Leiders van teams en organisaties willen resultaat. En terecht. Het is het bestaansrecht van je organisatie en van je team. Resultaat is een gevolg van hard werken en goed samenwerken. En om goed samen te werken, is een constructieve sfeer tussen de teamleden van groot belang. Er is dus een verband tussen sfeer, samenwerking en resultaat.
Vaak zeggen opdrachtgevers wat sip dat effecten van ‘sfeer’ op resultaat zo weinig meetbaar zijn. Ze zien wel dat er een verband is, maar willen het eigenlijk in cijfers terugzien. Begrijpelijk.

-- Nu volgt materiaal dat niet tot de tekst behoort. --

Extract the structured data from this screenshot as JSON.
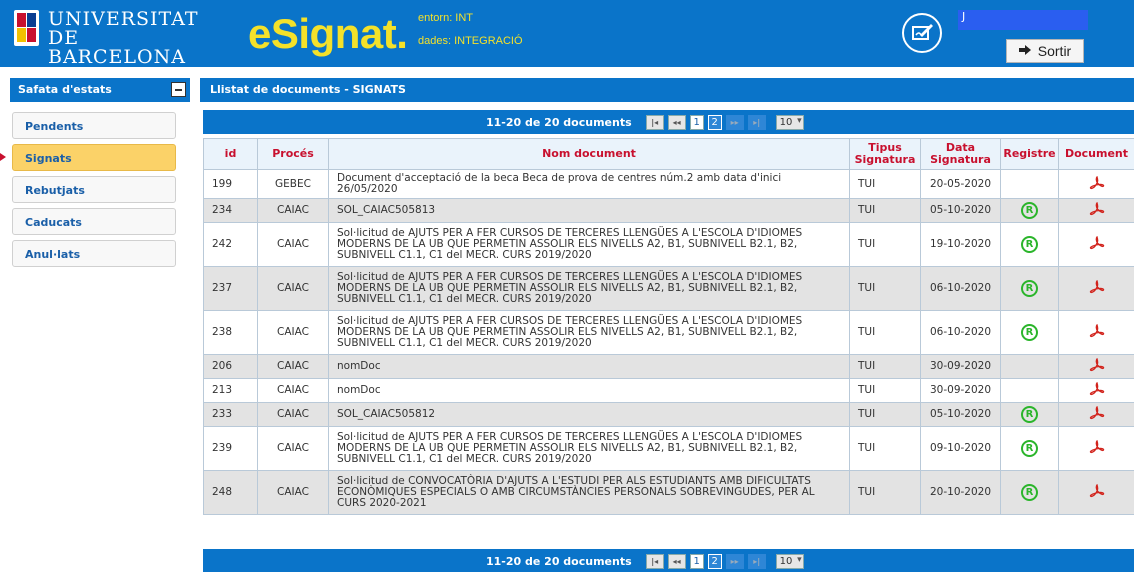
{
  "header": {
    "university_line1": "UNIVERSITAT DE",
    "university_line2": "BARCELONA",
    "brand": "eSignat.",
    "env_label": "entorn: INT",
    "data_label": "dades: INTEGRACIÓ",
    "user_name": "J",
    "logout_label": "Sortir",
    "logout_icon": "logout-arrow-icon",
    "sign_icon": "signature-pen-icon"
  },
  "sidebar": {
    "title": "Safata d'estats",
    "items": [
      {
        "label": "Pendents"
      },
      {
        "label": "Signats"
      },
      {
        "label": "Rebutjats"
      },
      {
        "label": "Caducats"
      },
      {
        "label": "Anul·lats"
      }
    ],
    "active_index": 1
  },
  "main": {
    "title": "Llistat de documents - SIGNATS",
    "pager": {
      "summary": "11-20 de 20 documents",
      "first": "|◂",
      "prev": "◂◂",
      "next": "▸▸",
      "last": "▸|",
      "pages": [
        "1",
        "2"
      ],
      "current_page": "2",
      "per_page": "10"
    },
    "columns": [
      "id",
      "Procés",
      "Nom document",
      "Tipus Signatura",
      "Data Signatura",
      "Registre",
      "Document"
    ],
    "rows": [
      {
        "id": "199",
        "proces": "GEBEC",
        "nom": "Document d'acceptació de la beca Beca de prova de centres núm.2 amb data d'inici 26/05/2020",
        "tipus": "TUI",
        "data": "20-05-2020",
        "registre": false
      },
      {
        "id": "234",
        "proces": "CAIAC",
        "nom": "SOL_CAIAC505813",
        "tipus": "TUI",
        "data": "05-10-2020",
        "registre": true
      },
      {
        "id": "242",
        "proces": "CAIAC",
        "nom": "Sol·licitud de AJUTS PER A FER CURSOS DE TERCERES LLENGÜES A L'ESCOLA D'IDIOMES MODERNS DE LA UB QUE PERMETIN ASSOLIR ELS NIVELLS A2, B1, SUBNIVELL B2.1, B2, SUBNIVELL C1.1, C1 del MECR. CURS 2019/2020",
        "tipus": "TUI",
        "data": "19-10-2020",
        "registre": true
      },
      {
        "id": "237",
        "proces": "CAIAC",
        "nom": "Sol·licitud de AJUTS PER A FER CURSOS DE TERCERES LLENGÜES A L'ESCOLA D'IDIOMES MODERNS DE LA UB QUE PERMETIN ASSOLIR ELS NIVELLS A2, B1, SUBNIVELL B2.1, B2, SUBNIVELL C1.1, C1 del MECR. CURS 2019/2020",
        "tipus": "TUI",
        "data": "06-10-2020",
        "registre": true
      },
      {
        "id": "238",
        "proces": "CAIAC",
        "nom": "Sol·licitud de AJUTS PER A FER CURSOS DE TERCERES LLENGÜES A L'ESCOLA D'IDIOMES MODERNS DE LA UB QUE PERMETIN ASSOLIR ELS NIVELLS A2, B1, SUBNIVELL B2.1, B2, SUBNIVELL C1.1, C1 del MECR. CURS 2019/2020",
        "tipus": "TUI",
        "data": "06-10-2020",
        "registre": true
      },
      {
        "id": "206",
        "proces": "CAIAC",
        "nom": "nomDoc",
        "tipus": "TUI",
        "data": "30-09-2020",
        "registre": false
      },
      {
        "id": "213",
        "proces": "CAIAC",
        "nom": "nomDoc",
        "tipus": "TUI",
        "data": "30-09-2020",
        "registre": false
      },
      {
        "id": "233",
        "proces": "CAIAC",
        "nom": "SOL_CAIAC505812",
        "tipus": "TUI",
        "data": "05-10-2020",
        "registre": true
      },
      {
        "id": "239",
        "proces": "CAIAC",
        "nom": "Sol·licitud de AJUTS PER A FER CURSOS DE TERCERES LLENGÜES A L'ESCOLA D'IDIOMES MODERNS DE LA UB QUE PERMETIN ASSOLIR ELS NIVELLS A2, B1, SUBNIVELL B2.1, B2, SUBNIVELL C1.1, C1 del MECR. CURS 2019/2020",
        "tipus": "TUI",
        "data": "09-10-2020",
        "registre": true
      },
      {
        "id": "248",
        "proces": "CAIAC",
        "nom": "Sol·licitud de CONVOCATÒRIA D'AJUTS A L'ESTUDI PER ALS ESTUDIANTS AMB DIFICULTATS ECONÒMIQUES ESPECIALS O AMB CIRCUMSTÀNCIES PERSONALS SOBREVINGUDES, PER AL CURS 2020-2021",
        "tipus": "TUI",
        "data": "20-10-2020",
        "registre": true
      }
    ],
    "registre_icon": "registered-icon",
    "registre_symbol": "R",
    "document_icon": "pdf-icon"
  },
  "colors": {
    "header_blue": "#0a74c9",
    "brand_yellow": "#f4e12a",
    "header_red": "#c8102e",
    "active_item": "#fbd268",
    "registre_green": "#2bb52b",
    "pdf_red": "#d2231c"
  }
}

Maar het is een beetje als met het onderzoek dat de Algemene Rekenkamer deed naar de kwaliteit van financiële indicatoren in de zorg. 31 miljoen was er uitgegeven om die in beeld te krijgen. Het resultaat was teleurstellend: de kwaliteit van zorg was moeilijk in cijfers te vertalen. Het gaf geen bevredigend beeld. Hetzelfde zie je als je de meetbaarheid van sfeer en samenwerking op resultaat onderzoekt: een teleurstellend antwoord. Maar dat wil niet zeggen dat dat antwoord er niet is. Het is alleen niet goed meetbaar via onze reken- en wiskundige methoden. Ook die hebben hun beperkingen.

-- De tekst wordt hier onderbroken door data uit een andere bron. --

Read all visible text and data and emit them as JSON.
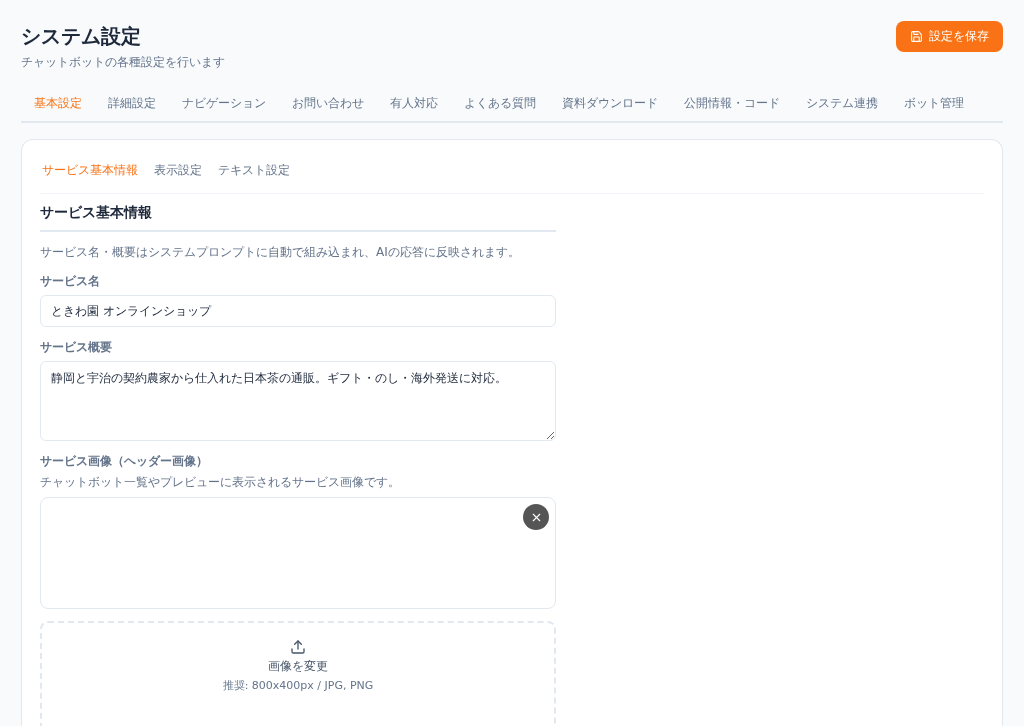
{
  "header": {
    "title": "システム設定",
    "subtitle": "チャットボットの各種設定を行います",
    "save_button": "設定を保存"
  },
  "tabs": [
    {
      "label": "基本設定",
      "selected": true
    },
    {
      "label": "詳細設定",
      "selected": false
    },
    {
      "label": "ナビゲーション",
      "selected": false
    },
    {
      "label": "お問い合わせ",
      "selected": false
    },
    {
      "label": "有人対応",
      "selected": false
    },
    {
      "label": "よくある質問",
      "selected": false
    },
    {
      "label": "資料ダウンロード",
      "selected": false
    },
    {
      "label": "公開情報・コード",
      "selected": false
    },
    {
      "label": "システム連携",
      "selected": false
    },
    {
      "label": "ボット管理",
      "selected": false
    }
  ],
  "subtabs": [
    {
      "label": "サービス基本情報",
      "selected": true
    },
    {
      "label": "表示設定",
      "selected": false
    },
    {
      "label": "テキスト設定",
      "selected": false
    }
  ],
  "section": {
    "title": "サービス基本情報",
    "note": "サービス名・概要はシステムプロンプトに自動で組み込まれ、AIの応答に反映されます。",
    "service_name": {
      "label": "サービス名",
      "value": "ときわ園 オンラインショップ"
    },
    "service_summary": {
      "label": "サービス概要",
      "value": "静岡と宇治の契約農家から仕入れた日本茶の通販。ギフト・のし・海外発送に対応。"
    },
    "service_image": {
      "label": "サービス画像（ヘッダー画像）",
      "hint": "チャットボット一覧やプレビューに表示されるサービス画像です。",
      "upload_label": "画像を変更",
      "upload_hint": "推奨: 800x400px / JPG, PNG"
    }
  }
}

Maar gelukkig beschikken we tegenwoordig over big data. En dat betekent dat we niet meer afhankelijk zijn van één onderzoek, maar dat we er honderden kunnen vergelijken met elkaar. En dat geeft soms verrassende inzichten. Als een goede teamsfeer en -samenwerking zo belangrijk zijn bij resultaat (en dat zijn ze!), dan is het erg belangrijk om te weten wat je helpt bij het verbeteren van je teams. Dat lijkt logisch, maar je vindt natuurlijk niet zomaar je weg in al die data.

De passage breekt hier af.